I’m reminded of when Joan Rivers passed away. News outlets and fans referred to her as “one of Hollywood’s most vocal supporters of LGBT equality” (emphasis mine) despite the blatantly transantagonistic remarks that she had made just two months prior to her demise. Joan Rivers is hardly the only example of a so-called “LGBT” advocate despite apathy-at-best and outright-hostility-at-worst to trans people. The HRC, widely recognized and considered to be the LGBT rights organization up to and including on the government level, has done so poorly on trans issues that its president felt compelled to apologize for it last year. This isn’t even considering the bi erasure and hostility that characterizes many “LGBT” orgs and groups.

Inclusivity that is more attempt than actual is not only unhelpful, it hinders real inclusivity. To return to the article, unless you’re reading closely and with an eye for such things, you’d conclude that there has been research on people in marriages that go either way when that is clearly not the case. As for Joan Rivers, the HRC, and other “LGBT” advocates that only or primarily focus on the rights of a single letter in that initialism, those outside of activism might conclude that trans activism is more powerful than it actually is.

Precision and specificity are important in all facets of life. Inclusivity — and activism as a whole — are not exempt.

The False Inclusivity of “LGBT” & Other Hip Terms

6 thoughts on “The False Inclusivity of “LGBT” & Other Hip Terms

  1. 1

    Organizational names definitely need to be accurate.
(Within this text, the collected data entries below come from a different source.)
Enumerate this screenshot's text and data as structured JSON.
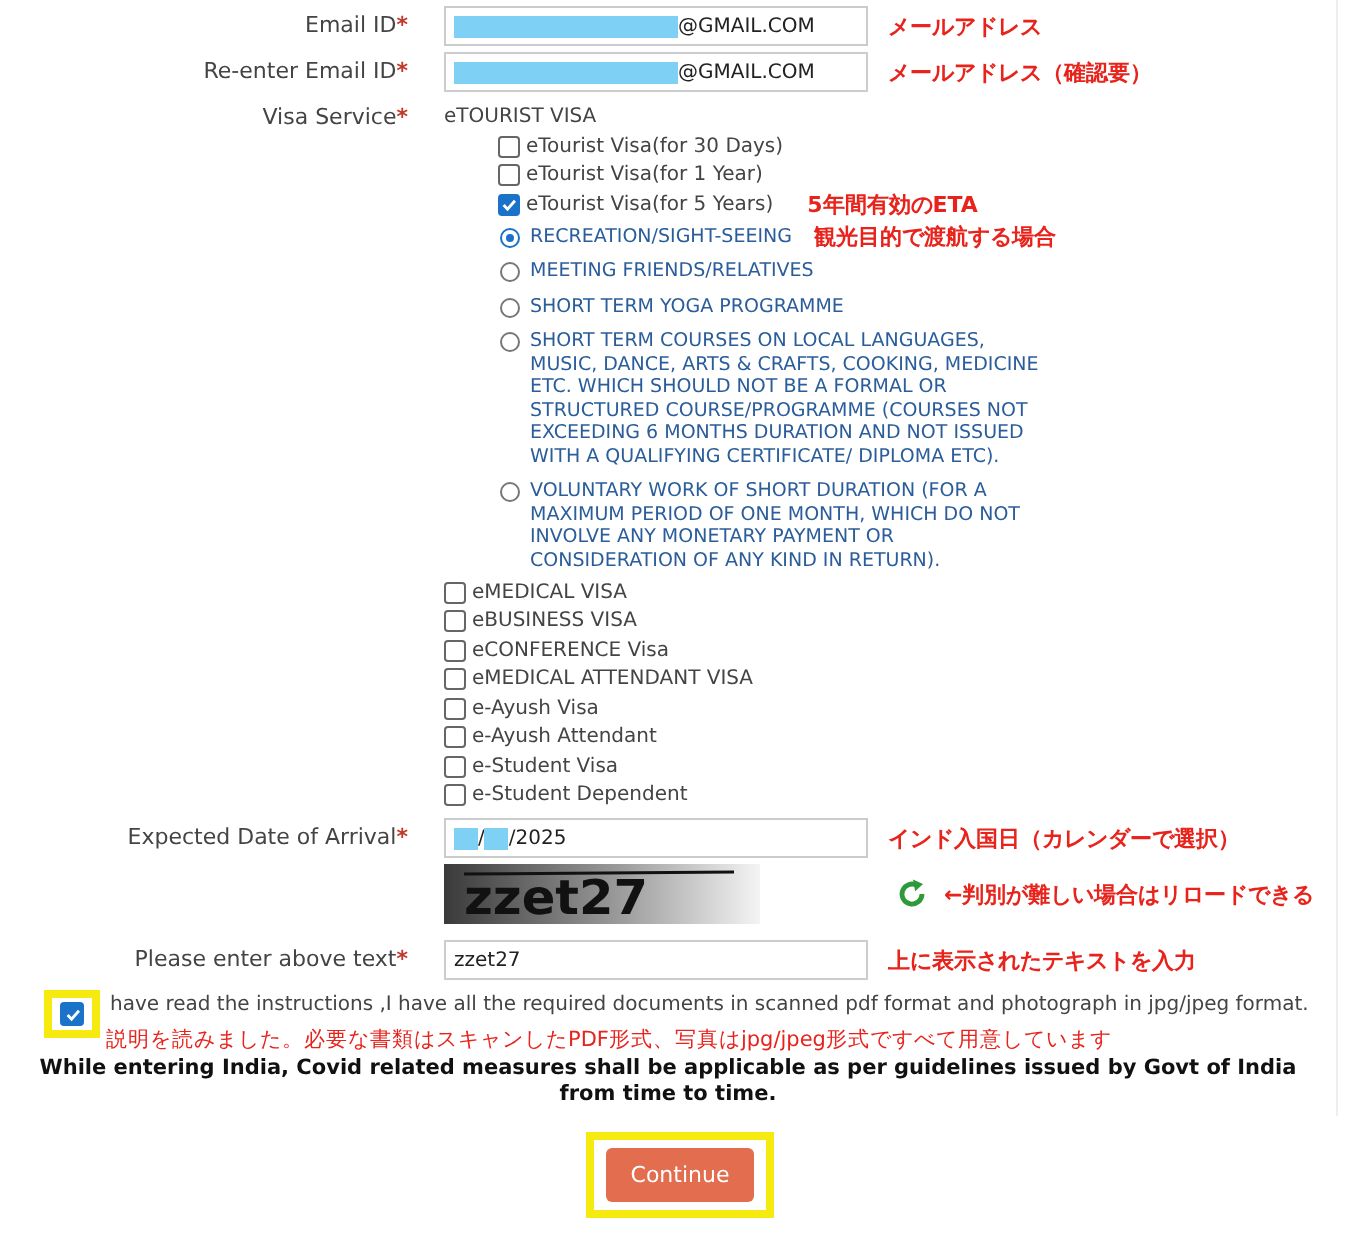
{
  "email": {
    "label": "Email ID",
    "marker": "*",
    "value": "@GMAIL.COM",
    "masked": true,
    "note": "メールアドレス"
  },
  "email_confirm": {
    "label": "Re-enter Email ID",
    "marker": "*",
    "value": "@GMAIL.COM",
    "masked": true,
    "note": "メールアドレス（確認要）"
  },
  "visa_service": {
    "label": "Visa Service",
    "marker": "*",
    "group_title": "eTOURIST VISA",
    "tourist_options": [
      {
        "label": "eTourist Visa(for 30 Days)",
        "checked": false
      },
      {
        "label": "eTourist Visa(for 1 Year)",
        "checked": false
      },
      {
        "label": "eTourist Visa(for 5 Years)",
        "checked": true,
        "note": "5年間有効のETA"
      }
    ],
    "purposes": [
      {
        "label": "RECREATION/SIGHT-SEEING",
        "selected": true,
        "note": "観光目的で渡航する場合"
      },
      {
        "label": "MEETING FRIENDS/RELATIVES",
        "selected": false
      },
      {
        "label": "SHORT TERM YOGA PROGRAMME",
        "selected": false
      },
      {
        "label": "SHORT TERM COURSES ON LOCAL LANGUAGES, MUSIC, DANCE, ARTS & CRAFTS, COOKING, MEDICINE ETC. WHICH SHOULD NOT BE A FORMAL OR STRUCTURED COURSE/PROGRAMME (COURSES NOT EXCEEDING 6 MONTHS DURATION AND NOT ISSUED WITH A QUALIFYING CERTIFICATE/ DIPLOMA ETC).",
        "selected": false
      },
      {
        "label": "VOLUNTARY WORK OF SHORT DURATION (FOR A MAXIMUM PERIOD OF ONE MONTH, WHICH DO NOT INVOLVE ANY MONETARY PAYMENT OR CONSIDERATION OF ANY KIND IN RETURN).",
        "selected": false
      }
    ],
    "other_visas": [
      {
        "label": "eMEDICAL VISA",
        "checked": false
      },
      {
        "label": "eBUSINESS VISA",
        "checked": false
      },
      {
        "label": "eCONFERENCE Visa",
        "checked": false
      },
      {
        "label": "eMEDICAL ATTENDANT VISA",
        "checked": false
      },
      {
        "label": "e-Ayush Visa",
        "checked": false
      },
      {
        "label": "e-Ayush Attendant",
        "checked": false
      },
      {
        "label": "e-Student Visa",
        "checked": false
      },
      {
        "label": "e-Student Dependent",
        "checked": false
      }
    ]
  },
  "arrival_date": {
    "label": "Expected Date of Arrival",
    "marker": "*",
    "value_parts": [
      "/",
      "/2025"
    ],
    "masked": true,
    "note": "インド入国日（カレンダーで選択）"
  },
  "captcha": {
    "text": "zzet27",
    "note": "←判別が難しい場合はリロードできる"
  },
  "captcha_answer": {
    "label": "Please enter above text",
    "marker": "*",
    "value": "zzet27",
    "note": "上に表示されたテキストを入力"
  },
  "agreement": {
    "checked": true,
    "highlighted": true,
    "text": "have read the instructions ,I have all the required documents in scanned pdf format and photograph in jpg/jpeg format.",
    "note": "説明を読みました。必要な書類はスキャンしたPDF形式、写真はjpg/jpeg形式ですべて用意しています"
  },
  "notice": "While entering India, Covid related measures shall be applicable as per guidelines issued by Govt of India from time to time.",
  "continue_button": {
    "label": "Continue",
    "highlighted": true
  }
}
It isn’t wrong for a group to be focused solely on, say, lesbian issues, so long as their internal conduct is not contrary to other SJ topics (in much the same way that it’s not wrong for feminist groups to not spend time or money working on, say, cosmetic male infant circumcision). But they shouldn’t call themselves an LGBT group, either.

    1. 2.1

      You are far too kind. HRC spent decades mostly just trying to get Democratic politicians elected, many of whom had spotty records on gay rights at best. They were late to the party on same sex marriage and then claimed credit after the fact.

  2. Ed

    I agree as long as it’s recognized that more general or inclusive terms have value, too, depending on the circumstances. For example, there are people and organizations genuinely concerned with LGBT rights as such.

    The various groups of people who are not heterosexual and/or cis do have interests and experiences in common, so it makes sense to me that there is an inclusive term. I agree that cis, white (or assimilated into predominately white culture), affluent, attractive gay men get disproportionate recognition.

    And it’s very careless to call a straight person a LGBT community supporter simply because they have liberal attitudes about one or more groups but prejudices against others or one.

    On sex specific or inspecific language, there are possible statements which apply to members of a married couple regardless of sex in which the term “spouses” can be appropriate in the same way the words “parents” and “siblings” often are. But I agree that they shouldn’t be used to obscure sex specific topics.

    Language can be used in too precisely or too generally.

    While the following example isn’t nearly as important because it doesn’t really hurt anyone and isn’t a justice issue, being either vague or rigidly over-specific is a problem in fiction as well.

    Some writers go on and on about the exact heigh of every character, every article of clothing they are wearing, reams of biographical information not related to the plot, meaningless details of the architectural layout of a house, a cumbersome inventory of furniture and so on. Others are so obsessed with minimalism that their characters and settings hardly have any attributes.